Heard's lawyer focuses on Depp's texts: "Let's burn Amber"
Attorneys for actor Amber Heard sought to undermine Johnny Depp's libel lawsuit against her Thursday by spending hours in court focused on the actor's drinking, drug use and texts he sent to friends — including one about wanting to kill and defile his then-wife.
Heard's lawyers referenced Depp's history of trashing hotel rooms and his smashing of a bathroom sconce during an argument with Heard. Depp is also facing a lawsuit filed by a member of a film crew who alleges he was assaulted in 2018.
The attorneys are trying to derail Depp's libel lawsuit against Heard that alleges that she falsely portrayed him as a domestic abuser and ruined his lucrative acting career. They argue that Depp did indeed abuse Heard, both physically and sexually, and claim that Depp can't deny it because he was often drunk and high on drugs to the point of blacking out.
"I, of course, pounded and displayed ugly colors to Amber on a recent journey," Depp said in a text message to a friend, the actor Paul Bettany, in July 2013, which was shown to jurors.
"I am an insane person and not so fair headed after too much of the drink," Depp continued. "Weed, pills ... Fine!!! Booze??? My capacity is too large and I won't stop ... Ugly and sad ... Oh, how I love it."
Heard lawyer J. Benjamin Rottenborn also focused on another exchange that year between Depp and Bettany in which Depp wrote: "Let's burn Amber!!!"
Bettany responded: "Having thought it through I don't think we should burn Amber."
Depp texted: "Let's drown her before we burn her!!! I will (expletive) her burnt corpse afterwards to make sure she's dead."
Depp has previously apologized to the jury for the vulgar language in the texts and said that "in the heat of the pain I was feeling, I went to dark places."

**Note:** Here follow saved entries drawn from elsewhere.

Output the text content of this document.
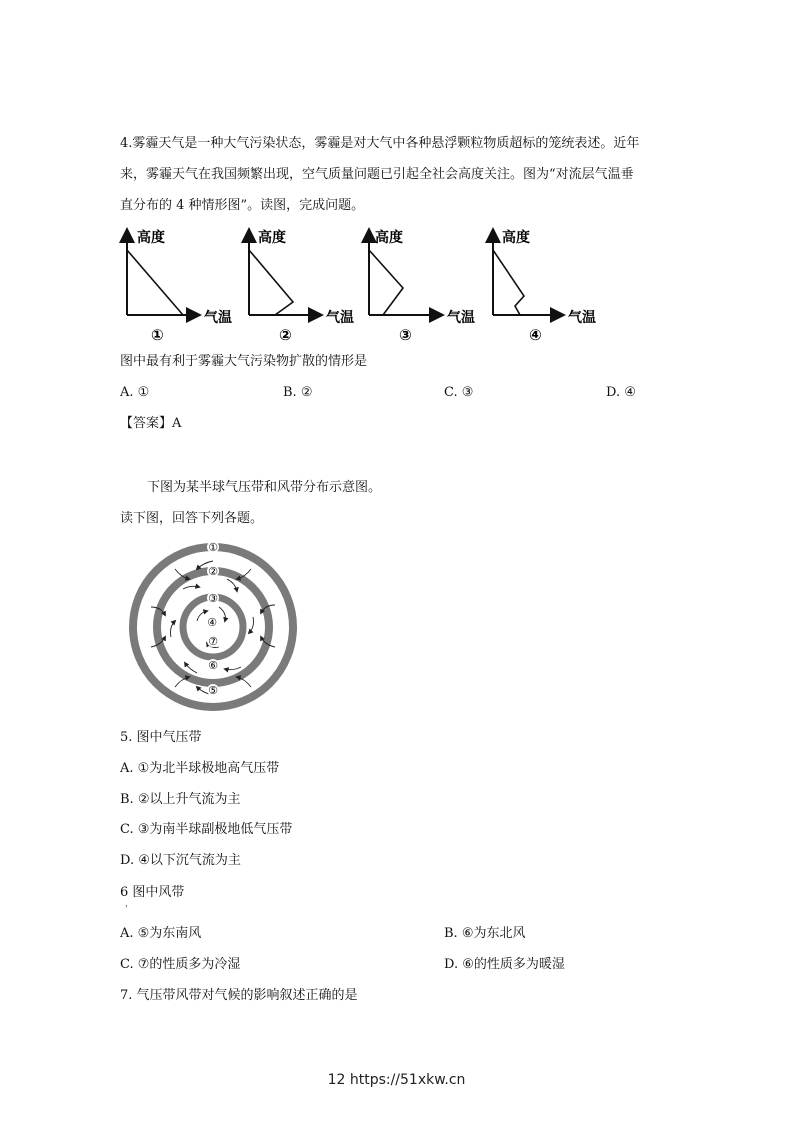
4.雾霾天气是一种大气污染状态，雾霾是对大气中各种悬浮颗粒物质超标的笼统表述。近年
来，雾霾天气在我国频繁出现，空气质量问题已引起全社会高度关注。图为“对流层气温垂
直分布的 4 种情形图”。读图，完成问题。
高度
气温
①
高度
气温
②
高度
气温
③
高度
气温
④
图中最有利于雾霾大气污染物扩散的情形是
A. ①	B. ②	C. ③	D. ④
【答案】A
下图为某半球气压带和风带分布示意图。
读下图，回答下列各题。
①
②
③
④
⑦
⑥
⑤
5. 图中气压带
A. ①为北半球极地高气压带
B. ②以上升气流为主
C. ③为南半球副极地低气压带
D. ④以下沉气流为主
6 图中风带
，
A. ⑤为东南风	B. ⑥为东北风
C. ⑦的性质多为冷湿	D. ⑥的性质多为暖湿
7. 气压带风带对气候的影响叙述正确的是
12 https://51xkw.cn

Rottenborn also showed the jury one of Depp's texts to Bettany in 2014 in which he referenced whiskey, pills and cocaine.
The texts were sent during a period in which Depp said he had stopped drinking. And they were sent around the time of a private flight from Boston to Los Angeles, during which Heard had said that Depp became blackout intoxicated and assaulted her.
Rottenborn presented texts that Depp sent to Bettany that said he drank "all night before I picked Amber up to fly to LA this past Sunday … Ugly, mate … No food for days … Powders … Half a bottle of Whiskey, a thousand red bull and vodkas, pills, 2 bottles of Champers on plane …"
Depp had previously testified that he took two oxycodone pills — an opiate to which he admits he was addicted at the time — and locked himself in the plane bathroom and fell asleep to avoid her badgering. He also disputes that he was drunk on the flight, saying he drank only a glass of champagne as he boarded the plane.
But Rottenborn also showed the jury Depp's expressions of contrition following the flight.
"Once again I find myself in a place of shame and regret," Depp wrote to Heard. "Of course, I am sorry. I really don't know why, or what happened. But I will never do it again … My illness somehow crept up and grabbed me … I must get better. And I will. For us both. Starting today. I love you. Again, I am so sorry. So sorry."
The jury also saw a written apology from Depp to Heard's father in which the actor said he "(messed) up and went too far" in a fight with Heard. But Depp noted on the stand that the message did not say the fight was physical.
Multiple audio recordings of the couple's conversations were played in court. In one, Heard told Depp he vomited in his sleep. In another discussion, it sounds as if Depp said he had head-butted Heard.
"I was using the words that Ms. Heard was using," Depp countered. "But there was not an intentional head-butt. And if you want to have a peaceful conversation with Ms. Heard, you might have to placate just a little bit."
Depp has been on the stand in Fairfax County Circuit Court since Tuesday afternoon. The actor has spent much of that time describing the couple's volatile relationship and denying that he ever abused Heard.
Depp said that Heard often violently attacked him. And he argued that his movie career suffered after she wrote a 2018 op-ed piece in The Washington Post, which prompted his libel lawsuit against Heard.
Heard never mentioned Depp by name in the article, but Depp's lawyers said it was a clear reference to accusations Heard made when she sought a 2016 restraining order against him.
Depp said the accusations and the article contributed to an unfairly ruined reputation that made him a Hollywood outcast and cost him his role in the lucrative "Pirates of the Caribbean" movie franchise.
When cross-examination began Wednesday, Rottenborn pointed to evidence that Disney made that decision months before the article's publication. Her attorneys have said that Depp's damaged reputation was due to his own bad behavior.
Rottenborn's cross-examination of Depp lasted all of Thursday and is scheduled to continue Monday.